Odgers explained to the council that no money would be exchanged, and the city we would write off anything that they potentially owe if it went to trial. The second item is that everybody releases each other, “They can’t sue us, we can’t sue them. They terminate the lease agreement.  One of the agreement is that they would have to leave the line within 30 days,” Odgers said.

Much discussion took place. Councilwoman Jolene Gardner said, “If they agree to this, they can’t sue us, we can’t sue them.”.

Councilman Sam Hanson said, “That’s right, it puts the whole thing back to square one, it eliminates our involvement with S&S and anything that’s going on there, they have to get their stuff gone.”

Odgers said, “It essentially puts everybody in the same position they were in March of 2009.”

Carson said, “I really think it might be a good solution, because I honestly don’t know if we can afford to go on like this.”

Gardner added, “It’s never going to end.”

The appearance of frustration came through the mayor’s comments. “We can win the lawsuit, it will be appealed and then we have four more years to wait.”

Odgers explained to the council the reality of litigation, and its expenses. “Even if we win, say we win, not only is there a chance of an appeal, there’s also a chance of bankruptcy, which then anything that we got in the jury trial could go away as well, it’s worth the shot, I think you should support it, but that’s up to you”.

Councilman Tony DeFelice spoke on how this was giving S&S an out to not have to go to trial. He said, ”As a city resident I think the way I look at, they have a weak position, they don’t want to disclose everything.
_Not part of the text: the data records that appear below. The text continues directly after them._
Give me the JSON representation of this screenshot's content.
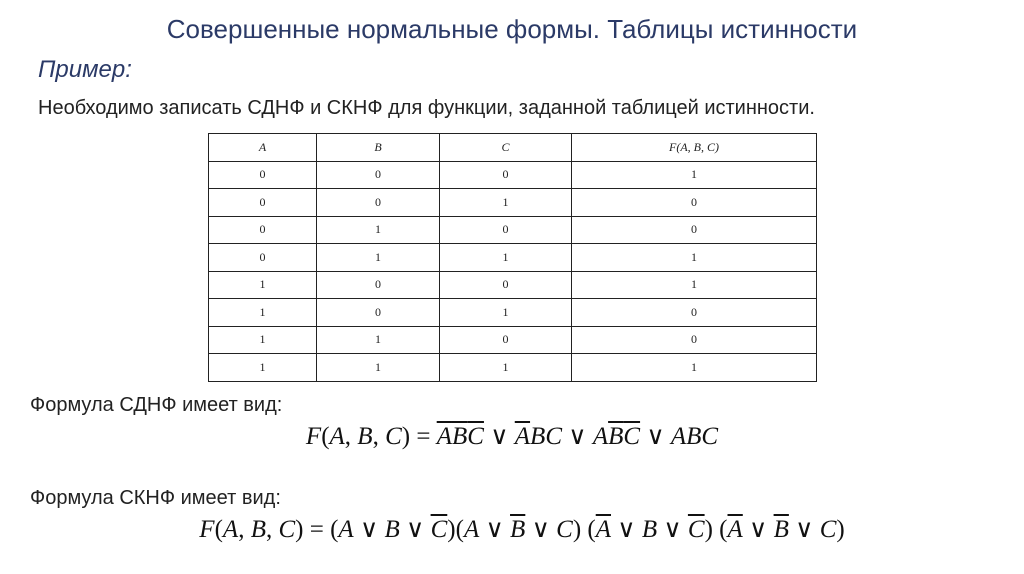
{
  "slide": {
    "title": "Совершенные нормальные формы. Таблицы истинности",
    "subtitle": "Пример:",
    "intro": "Необходимо записать СДНФ и СКНФ для функции, заданной таблицей истинности."
  },
  "truth_table": {
    "headers": [
      "A",
      "B",
      "C",
      "F(A, B, C)"
    ],
    "rows": [
      [
        "0",
        "0",
        "0",
        "1"
      ],
      [
        "0",
        "0",
        "1",
        "0"
      ],
      [
        "0",
        "1",
        "0",
        "0"
      ],
      [
        "0",
        "1",
        "1",
        "1"
      ],
      [
        "1",
        "0",
        "0",
        "1"
      ],
      [
        "1",
        "0",
        "1",
        "0"
      ],
      [
        "1",
        "1",
        "0",
        "0"
      ],
      [
        "1",
        "1",
        "1",
        "1"
      ]
    ]
  },
  "sdnf": {
    "label": "Формула СДНФ имеет вид:",
    "formula_text": "F(A,B,C) = ¬A¬B¬C ∨ ¬ABC ∨ A¬B¬C ∨ ABC",
    "tokens": [
      {
        "t": "F",
        "v": true
      },
      {
        "t": "("
      },
      {
        "t": "A",
        "v": true
      },
      {
        "t": ", "
      },
      {
        "t": "B",
        "v": true
      },
      {
        "t": ", "
      },
      {
        "t": "C",
        "v": true
      },
      {
        "t": ") = "
      },
      {
        "t": "A",
        "v": true,
        "bar": true
      },
      {
        "t": "B",
        "v": true,
        "bar": true
      },
      {
        "t": "C",
        "v": true,
        "bar": true
      },
      {
        "t": " ∨ "
      },
      {
        "t": "A",
        "v": true,
        "bar": true
      },
      {
        "t": "BC",
        "v": true
      },
      {
        "t": " ∨ "
      },
      {
        "t": "A",
        "v": true
      },
      {
        "t": "B",
        "v": true,
        "bar": true
      },
      {
        "t": "C",
        "v": true,
        "bar": true
      },
      {
        "t": " ∨ "
      },
      {
        "t": "ABC",
        "v": true
      }
    ]
  },
  "sknf": {
    "label": "Формула СКНФ имеет вид:",
    "formula_text": "F(A,B,C) = (A ∨ B ∨ ¬C)(A ∨ ¬B ∨ C) (¬A ∨ B ∨ ¬C) (¬A ∨ ¬B ∨ C)",
    "tokens": [
      {
        "t": "F",
        "v": true
      },
      {
        "t": "("
      },
      {
        "t": "A",
        "v": true
      },
      {
        "t": ", "
      },
      {
        "t": "B",
        "v": true
      },
      {
        "t": ", "
      },
      {
        "t": "C",
        "v": true
      },
      {
        "t": ") = ("
      },
      {
        "t": "A",
        "v": true
      },
      {
        "t": " ∨ "
      },
      {
        "t": "B",
        "v": true
      },
      {
        "t": " ∨ "
      },
      {
        "t": "C",
        "v": true,
        "bar": true
      },
      {
        "t": ")("
      },
      {
        "t": "A",
        "v": true
      },
      {
        "t": " ∨ "
      },
      {
        "t": "B",
        "v": true,
        "bar": true
      },
      {
        "t": " ∨ "
      },
      {
        "t": "C",
        "v": true
      },
      {
        "t": ") ("
      },
      {
        "t": "A",
        "v": true,
        "bar": true
      },
      {
        "t": " ∨ "
      },
      {
        "t": "B",
        "v": true
      },
      {
        "t": " ∨ "
      },
      {
        "t": "C",
        "v": true,
        "bar": true
      },
      {
        "t": ") ("
      },
      {
        "t": "A",
        "v": true,
        "bar": true
      },
      {
        "t": " ∨ "
      },
      {
        "t": "B",
        "v": true,
        "bar": true
      },
      {
        "t": " ∨ "
      },
      {
        "t": "C",
        "v": true
      },
      {
        "t": ")"
      }
    ]
  },
  "colors": {
    "title": "#2b3a67",
    "text": "#222222"
  }
}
We give up a lot to do this, but it also brings them to the table to at least start negotiating again.”

Gardner was frustrated as well, adding, “How many times do we need to negotiate with this guy? We’ve already done it so several times.”

Carson said, “The fact of the matter is can we afford to prove him wrong.”

The mayor held the offer in the air,,  “This is really swell, but I’m telling you he’s going to say no.” This is worthless, were wasting 15 days and he’s not going to go for it.”

Odgers replied, “Were not wasting 15 days mayor, I told you in our depositions”

“It’s a lot of money, were spending money right now,” VanCamp said.

Odgers reminded the Mayor that litigation is a long and expensive process.

“We’re geared up for a trial in 2019, the city has produced over 4,000 pieces of paper, the foundation has recently produced over 400 pieces of paper which you all got, and their in the middle of producing even more emails,” Odgers said. “If this goes to trial it could take two more years.”

The motion was made and approved unanimously to send the offer to S&S.